Es esta última característica la que a mí me ha llamado la atención. Genomma Lab cada día es más transparente y cada día libra batallas que nadie antes se atrevió a librar.
El ejemplo más nítido de que esto es una realidad es la liberación de sus resultados financieros anuales hace un par de días, en el que comunicó lo que prácticamente nadie en la industria farmacéutica quiere hacer: las ventas anuales por producto.
Pregúntesele a las filiales de las principales empresas farmacéuticas estadunidenses, británicas y suizas cuál fue el monto de venta en pesos de cada medicamento y el resultado será una opacidad terrible. Los insiders de la industria conocen los datos, y los valores agregados por compañía suelen revelarse; no así las ventas por cada producto.
Pero Genomma Lab sí lo hace. De tal suerte, dijo el miércoles que vendió 378 millones de pesos de Asepxia, lo que representó 50% de crecimiento versus 2008; o que vendió 30% más de Nikzon, llegando a 225 millones de pesos. De Genoprazol, por ejemplo, que sirve para la gastritis y el reflujo, vendió 142 millones de pesos. Genomma Lab aumentó sus ventas en pesos nominales 68% durante 2009.
Sin duda, Rodrigo Herrera está catapultándose a lo más granado de la nueva generación empresarial mexicana (en diciembre pasado en este espacio le consideramos el personaje de negocios de 2009. Los datos revelados esta semana lo corroboran).

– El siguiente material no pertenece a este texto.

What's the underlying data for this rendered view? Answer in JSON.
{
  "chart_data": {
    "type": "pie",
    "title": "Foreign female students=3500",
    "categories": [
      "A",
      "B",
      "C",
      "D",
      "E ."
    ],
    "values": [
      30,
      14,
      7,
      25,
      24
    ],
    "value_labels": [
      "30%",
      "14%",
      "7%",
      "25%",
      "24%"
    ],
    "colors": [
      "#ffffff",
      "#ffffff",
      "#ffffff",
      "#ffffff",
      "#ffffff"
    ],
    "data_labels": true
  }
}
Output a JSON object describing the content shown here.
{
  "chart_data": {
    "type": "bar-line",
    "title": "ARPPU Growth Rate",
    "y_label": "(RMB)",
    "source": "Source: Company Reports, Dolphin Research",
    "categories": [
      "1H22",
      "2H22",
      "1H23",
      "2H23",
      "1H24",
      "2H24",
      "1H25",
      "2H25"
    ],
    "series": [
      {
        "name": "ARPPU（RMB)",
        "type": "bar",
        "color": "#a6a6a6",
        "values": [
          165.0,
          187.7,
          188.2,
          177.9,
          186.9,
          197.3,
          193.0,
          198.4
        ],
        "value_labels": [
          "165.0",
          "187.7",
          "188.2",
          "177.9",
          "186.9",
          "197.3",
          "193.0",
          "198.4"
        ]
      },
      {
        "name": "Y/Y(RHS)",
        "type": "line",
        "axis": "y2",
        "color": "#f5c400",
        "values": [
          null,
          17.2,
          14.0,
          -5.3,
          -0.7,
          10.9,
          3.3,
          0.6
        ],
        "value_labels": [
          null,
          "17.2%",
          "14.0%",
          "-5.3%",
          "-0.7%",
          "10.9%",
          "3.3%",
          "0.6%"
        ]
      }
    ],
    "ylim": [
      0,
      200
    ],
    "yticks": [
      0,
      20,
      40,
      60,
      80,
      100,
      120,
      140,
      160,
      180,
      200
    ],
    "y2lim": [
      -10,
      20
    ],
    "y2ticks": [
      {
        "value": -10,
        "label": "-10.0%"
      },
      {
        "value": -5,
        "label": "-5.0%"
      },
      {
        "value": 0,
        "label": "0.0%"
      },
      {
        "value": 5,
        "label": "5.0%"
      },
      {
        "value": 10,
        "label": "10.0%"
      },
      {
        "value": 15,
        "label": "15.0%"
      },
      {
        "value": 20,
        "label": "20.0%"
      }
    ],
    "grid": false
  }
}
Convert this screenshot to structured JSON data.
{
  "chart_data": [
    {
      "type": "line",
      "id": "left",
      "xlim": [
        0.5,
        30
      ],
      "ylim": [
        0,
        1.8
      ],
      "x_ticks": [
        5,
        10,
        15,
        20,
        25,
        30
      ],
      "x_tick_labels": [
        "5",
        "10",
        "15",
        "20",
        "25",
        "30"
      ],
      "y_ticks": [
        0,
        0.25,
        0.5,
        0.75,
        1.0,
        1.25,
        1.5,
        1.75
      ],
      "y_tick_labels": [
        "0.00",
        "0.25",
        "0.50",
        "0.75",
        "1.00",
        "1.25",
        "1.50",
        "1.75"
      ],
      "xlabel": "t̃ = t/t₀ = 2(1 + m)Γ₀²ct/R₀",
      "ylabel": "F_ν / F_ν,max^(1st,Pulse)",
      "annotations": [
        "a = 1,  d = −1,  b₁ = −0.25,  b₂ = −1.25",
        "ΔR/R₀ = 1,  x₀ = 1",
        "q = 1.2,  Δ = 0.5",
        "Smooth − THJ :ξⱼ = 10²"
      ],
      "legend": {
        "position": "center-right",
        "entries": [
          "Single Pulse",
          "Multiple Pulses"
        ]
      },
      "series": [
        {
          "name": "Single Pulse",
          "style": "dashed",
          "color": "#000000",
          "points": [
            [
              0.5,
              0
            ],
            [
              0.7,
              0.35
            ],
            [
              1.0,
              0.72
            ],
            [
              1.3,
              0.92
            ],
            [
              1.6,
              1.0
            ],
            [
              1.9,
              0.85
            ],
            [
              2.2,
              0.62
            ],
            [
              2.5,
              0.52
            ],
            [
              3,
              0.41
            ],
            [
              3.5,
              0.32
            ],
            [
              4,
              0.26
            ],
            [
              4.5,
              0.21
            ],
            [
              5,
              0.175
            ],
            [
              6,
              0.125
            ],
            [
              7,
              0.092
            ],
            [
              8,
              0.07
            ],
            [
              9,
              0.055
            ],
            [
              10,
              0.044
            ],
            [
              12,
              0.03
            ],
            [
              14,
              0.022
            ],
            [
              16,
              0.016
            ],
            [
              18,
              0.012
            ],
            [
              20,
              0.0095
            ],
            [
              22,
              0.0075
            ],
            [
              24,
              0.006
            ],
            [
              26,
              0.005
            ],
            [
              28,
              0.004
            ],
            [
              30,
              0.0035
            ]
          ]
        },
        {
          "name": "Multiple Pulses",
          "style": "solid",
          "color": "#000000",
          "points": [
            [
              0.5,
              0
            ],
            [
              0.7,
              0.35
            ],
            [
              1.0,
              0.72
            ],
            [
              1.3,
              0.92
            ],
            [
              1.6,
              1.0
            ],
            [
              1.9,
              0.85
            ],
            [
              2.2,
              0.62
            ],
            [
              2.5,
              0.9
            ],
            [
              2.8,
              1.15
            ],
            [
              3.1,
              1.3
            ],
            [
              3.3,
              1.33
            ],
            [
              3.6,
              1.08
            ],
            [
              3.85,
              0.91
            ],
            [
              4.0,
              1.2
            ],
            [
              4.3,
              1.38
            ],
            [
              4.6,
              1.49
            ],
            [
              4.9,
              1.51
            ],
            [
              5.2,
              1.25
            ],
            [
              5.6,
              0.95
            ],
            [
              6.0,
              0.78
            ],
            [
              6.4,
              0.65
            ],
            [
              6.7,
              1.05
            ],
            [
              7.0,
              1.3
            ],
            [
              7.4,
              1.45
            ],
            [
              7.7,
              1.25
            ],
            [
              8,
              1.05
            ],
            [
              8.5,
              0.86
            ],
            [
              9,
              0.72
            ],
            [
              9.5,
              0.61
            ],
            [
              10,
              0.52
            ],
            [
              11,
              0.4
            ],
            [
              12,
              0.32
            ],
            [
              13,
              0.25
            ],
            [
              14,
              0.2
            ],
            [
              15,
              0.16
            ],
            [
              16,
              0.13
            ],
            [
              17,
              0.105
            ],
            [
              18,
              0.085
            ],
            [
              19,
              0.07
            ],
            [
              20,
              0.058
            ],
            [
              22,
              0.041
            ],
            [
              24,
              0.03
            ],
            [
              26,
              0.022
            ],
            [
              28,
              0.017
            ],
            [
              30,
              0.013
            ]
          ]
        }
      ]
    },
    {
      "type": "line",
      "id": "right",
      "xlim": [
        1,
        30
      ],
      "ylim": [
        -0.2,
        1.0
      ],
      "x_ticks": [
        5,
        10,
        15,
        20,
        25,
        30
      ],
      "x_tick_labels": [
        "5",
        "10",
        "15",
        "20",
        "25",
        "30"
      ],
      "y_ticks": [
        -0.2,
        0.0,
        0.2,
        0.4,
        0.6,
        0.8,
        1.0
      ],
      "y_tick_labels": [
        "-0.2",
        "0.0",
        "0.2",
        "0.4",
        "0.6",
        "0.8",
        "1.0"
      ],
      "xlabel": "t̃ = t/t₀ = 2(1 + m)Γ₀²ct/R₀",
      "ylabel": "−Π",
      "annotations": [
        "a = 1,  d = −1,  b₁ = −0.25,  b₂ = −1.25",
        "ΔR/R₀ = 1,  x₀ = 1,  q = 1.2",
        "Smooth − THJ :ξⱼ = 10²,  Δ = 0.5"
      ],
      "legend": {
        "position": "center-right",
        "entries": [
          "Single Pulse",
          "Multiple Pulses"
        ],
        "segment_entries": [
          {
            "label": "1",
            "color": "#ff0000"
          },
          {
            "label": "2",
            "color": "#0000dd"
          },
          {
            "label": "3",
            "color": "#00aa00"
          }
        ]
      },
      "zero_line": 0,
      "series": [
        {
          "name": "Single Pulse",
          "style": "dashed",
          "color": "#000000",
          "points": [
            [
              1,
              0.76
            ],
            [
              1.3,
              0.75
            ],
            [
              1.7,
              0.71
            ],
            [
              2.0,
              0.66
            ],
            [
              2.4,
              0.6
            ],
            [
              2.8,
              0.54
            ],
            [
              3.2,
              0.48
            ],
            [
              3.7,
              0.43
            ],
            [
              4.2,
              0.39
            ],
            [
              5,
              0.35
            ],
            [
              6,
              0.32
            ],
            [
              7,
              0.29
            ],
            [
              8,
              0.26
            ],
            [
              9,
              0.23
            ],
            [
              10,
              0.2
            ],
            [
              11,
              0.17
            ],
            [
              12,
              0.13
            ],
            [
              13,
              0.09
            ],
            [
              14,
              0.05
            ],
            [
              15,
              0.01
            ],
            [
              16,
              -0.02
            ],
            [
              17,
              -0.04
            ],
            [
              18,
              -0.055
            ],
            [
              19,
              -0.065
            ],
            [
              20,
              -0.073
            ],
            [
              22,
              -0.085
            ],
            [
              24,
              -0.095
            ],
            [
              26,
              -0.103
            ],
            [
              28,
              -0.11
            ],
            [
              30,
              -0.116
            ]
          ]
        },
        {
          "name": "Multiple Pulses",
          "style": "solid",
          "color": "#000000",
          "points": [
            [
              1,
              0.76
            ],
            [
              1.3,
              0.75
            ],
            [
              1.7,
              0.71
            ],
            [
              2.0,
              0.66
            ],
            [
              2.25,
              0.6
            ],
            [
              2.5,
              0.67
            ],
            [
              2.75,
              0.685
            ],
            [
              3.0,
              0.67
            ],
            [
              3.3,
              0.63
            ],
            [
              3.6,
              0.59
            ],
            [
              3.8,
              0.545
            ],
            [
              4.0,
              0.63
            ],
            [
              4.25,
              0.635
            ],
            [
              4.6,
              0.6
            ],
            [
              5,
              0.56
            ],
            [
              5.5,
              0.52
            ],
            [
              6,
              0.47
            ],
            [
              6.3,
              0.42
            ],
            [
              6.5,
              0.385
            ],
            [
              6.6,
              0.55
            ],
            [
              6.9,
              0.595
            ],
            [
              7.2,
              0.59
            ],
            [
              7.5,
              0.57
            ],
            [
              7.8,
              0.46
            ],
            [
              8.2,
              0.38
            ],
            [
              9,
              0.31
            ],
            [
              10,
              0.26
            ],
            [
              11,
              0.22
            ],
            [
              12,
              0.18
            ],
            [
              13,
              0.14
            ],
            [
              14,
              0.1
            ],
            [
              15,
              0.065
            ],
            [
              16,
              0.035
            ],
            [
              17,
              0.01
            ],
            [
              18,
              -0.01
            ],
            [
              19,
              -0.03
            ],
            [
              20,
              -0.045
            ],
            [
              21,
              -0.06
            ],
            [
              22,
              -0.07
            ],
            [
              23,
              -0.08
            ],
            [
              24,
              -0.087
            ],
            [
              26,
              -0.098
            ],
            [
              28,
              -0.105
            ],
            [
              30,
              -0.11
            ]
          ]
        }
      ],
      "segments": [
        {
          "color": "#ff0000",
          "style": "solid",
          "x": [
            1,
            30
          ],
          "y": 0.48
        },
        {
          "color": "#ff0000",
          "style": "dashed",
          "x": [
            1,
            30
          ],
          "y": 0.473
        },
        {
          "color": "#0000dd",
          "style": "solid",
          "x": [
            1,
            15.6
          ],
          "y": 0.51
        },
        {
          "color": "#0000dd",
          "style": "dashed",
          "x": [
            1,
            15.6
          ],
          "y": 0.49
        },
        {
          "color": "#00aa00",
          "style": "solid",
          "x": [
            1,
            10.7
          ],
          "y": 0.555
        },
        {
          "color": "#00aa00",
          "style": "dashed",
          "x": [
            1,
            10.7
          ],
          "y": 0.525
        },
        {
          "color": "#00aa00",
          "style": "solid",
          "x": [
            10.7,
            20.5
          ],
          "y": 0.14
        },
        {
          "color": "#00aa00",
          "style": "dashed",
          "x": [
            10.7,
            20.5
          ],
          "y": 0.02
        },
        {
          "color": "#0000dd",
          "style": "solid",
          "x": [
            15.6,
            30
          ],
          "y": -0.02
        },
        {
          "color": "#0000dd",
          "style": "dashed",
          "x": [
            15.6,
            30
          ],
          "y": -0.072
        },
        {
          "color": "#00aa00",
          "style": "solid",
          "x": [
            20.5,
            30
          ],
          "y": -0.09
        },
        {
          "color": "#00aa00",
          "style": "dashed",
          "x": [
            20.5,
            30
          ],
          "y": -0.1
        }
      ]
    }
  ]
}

En el ámbito internacional esto ya se detectó, y el Foro Económico Mundial le ha convocado ya a su reunión latinoamericana este abril en Cartagena.
Genomma Lab obtuvo un Ebitda de mil 143 millones de pesos en 2009. O sea, tiene dinero para seguir comprando marcas y reposicionarlas en el mercado nacional. Esta es quizá la historia emprendedora de la última década en México.